Mark Suster, venture capitalist

“Every time I pen an article, I am deeply criticized by a small minority of women who either think my tone is off, or I am too clueless of male predatory behavior, or that I am inadvertently “infantilizing” women, in their view. Honestly, it stings to read these criticisms. What I want to tell men is that however badly it feels to be criticized for speaking up, you should empathize with what it must feel like to be a woman who speaks up against a powerful man. Knowing how badly those women, from Anita Hill to Rose McGowan, have been treated for coming forward, and that any small injustice you face pales in comparison, should motivate you to get over your personal sensitivities and speak up.”

Cory Booker, New Jersey senator

“While most men don’t have first-hand experience with gender-based discrimination, we can still be powerful allies for advancing women’s rights. We need to do a better job of listening to women and standing up for what’s right, even when it’s not popular or comfortable.”

Ayo Sogunro, human rights lawyer and author

“I avoid nominally labeling myself as ‘a feminist’ because I think labeling tends to imply ownership of an experience and—in the case of men—this creates a risk of driving and leading a conversation that is not primarily about men’s experiences.”

Darren Walker, Ford Foundation president

“The Me Too movement has really underscored for me the courage it takes to speak truth to power—and the necessity of it. So many of the women who have stood up and told their stories have done so despite serious personal risk, and have faced some really disturbing, and at times discouraging, backlash. That’s heroic. It’s through that kind of bravery that change happens. It’s incredibly important for men to stand with women as allies, to show that gender-based inequality is everyone’s problem, and fixing it is a collective responsibility.”

Tom Perez, Democratic National Committee chair

“Efforts to achieve gender equality are not some sort of an attack on men. The irony for men is that they balk at such efforts to their own detriment. When we talk about ‘women’s issues,’ we’re really talking about finding solutions that make our society better as a whole. Gender pay inequality hurts families and our economy. Lack of access to family leave, reproductive health care, child care— that doesn’t just hurt women, it hurts working families everywhere, including the men who belong to them.”
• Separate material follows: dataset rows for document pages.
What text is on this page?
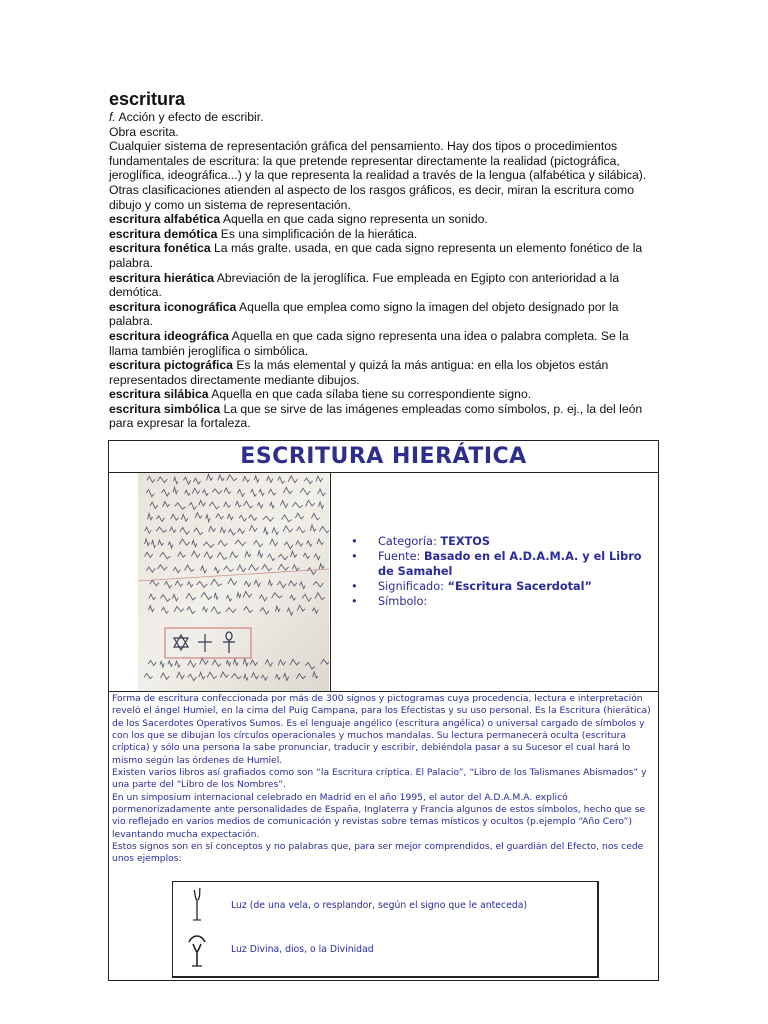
escritura

f. Acción y efecto de escribir.

Obra escrita.

Cualquier sistema de representación gráfica del pensamiento. Hay dos tipos o procedimientos fundamentales de escritura: la que pretende representar directamente la realidad (pictográfica, jeroglífica, ideográfica...) y la que representa la realidad a través de la lengua (alfabética y silábica). Otras clasificaciones atienden al aspecto de los rasgos gráficos, es decir, miran la escritura como dibujo y como un sistema de representación.

escritura alfabética Aquella en que cada signo representa un sonido.

escritura demótica Es una simplificación de la hierática.

escritura fonética La más gralte. usada, en que cada signo representa un elemento fonético de la palabra.

escritura hierática Abreviación de la jeroglífica. Fue empleada en Egipto con anterioridad a la demótica.

escritura iconográfica Aquella que emplea como signo la imagen del objeto designado por la palabra.

escritura ideográfica Aquella en que cada signo representa una idea o palabra completa. Se la llama también jeroglífica o simbólica.

escritura pictográfica Es la más elemental y quizá la más antigua: en ella los objetos están representados directamente mediante dibujos.

escritura silábica Aquella en que cada sílaba tiene su correspondiente signo.

escritura simbólica La que se sirve de las imágenes empleadas como símbolos, p. ej., la del león para expresar la fortaleza.

ESCRITURA HIERÁTICA
• Categoría: TEXTOS
• Fuente: Basado en el A.D.A.M.A. y el Libro de Samahel
• Significado: “Escritura Sacerdotal”
• Símbolo:

Forma de escritura confeccionada por más de 300 signos y pictogramas cuya procedencia, lectura e interpretación reveló el ángel Humiel, en la cima del Puig Campana, para los Efectistas y su uso personal. Es la Escritura (hierática) de los Sacerdotes Operativos Sumos. Es el lenguaje angélico (escritura angélica) o universal cargado de símbolos y con los que se dibujan los círculos operacionales y muchos mandalas. Su lectura permanecerá oculta (escritura críptica) y sólo una persona la sabe pronunciar, traducir y escribir, debiéndola pasar a su Sucesor el cual hará lo mismo según las órdenes de Humiel.

Existen varios libros así grafiados como son “la Escritura críptica. El Palacio”, “Libro de los Talismanes Abismados” y una parte del “Libro de los Nombres”.

En un simposium internacional celebrado en Madrid en el año 1995, el autor del A.D.A.M.A. explicó pormenorizadamente ante personalidades de España, Inglaterra y Francia algunos de estos símbolos, hecho que se vio reflejado en varios medios de comunicación y revistas sobre temas místicos y ocultos (p.ejemplo “Año Cero”) levantando mucha expectación.

Estos signos son en sí conceptos y no palabras que, para ser mejor comprendidos, el guardián del Efecto, nos cede unos ejemplos:

Luz (de una vela, o resplandor, según el signo que le anteceda)
Luz Divina, dios, o la Divinidad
Ezra Klein, Vox founder and editor

“What I didn’t understand before MeToo was the pervasiveness of sexual harassment and sexual fear that acted as a weight on women all the time, that made simply existing safely in the workplace an effort that men didn’t have to put in and often didn’t see.”

Alexis Ohanian, Reddit co-founder

“After we defeated the Stop Privacy Online Act (SOPA) and the Protect Intellectual Privacy Act (PIPA), I thought about running for office, and two of the most powerful men in the country told me (separately) that this country needs more women in positions of power, and that if I really wanted to make a difference, I should be working to help get the very best women into those roles.

“Leadership means knowing when to lead and also when to follow. There are opportunities for us to be great leaders in our society by recognizing and empowering the best among us.”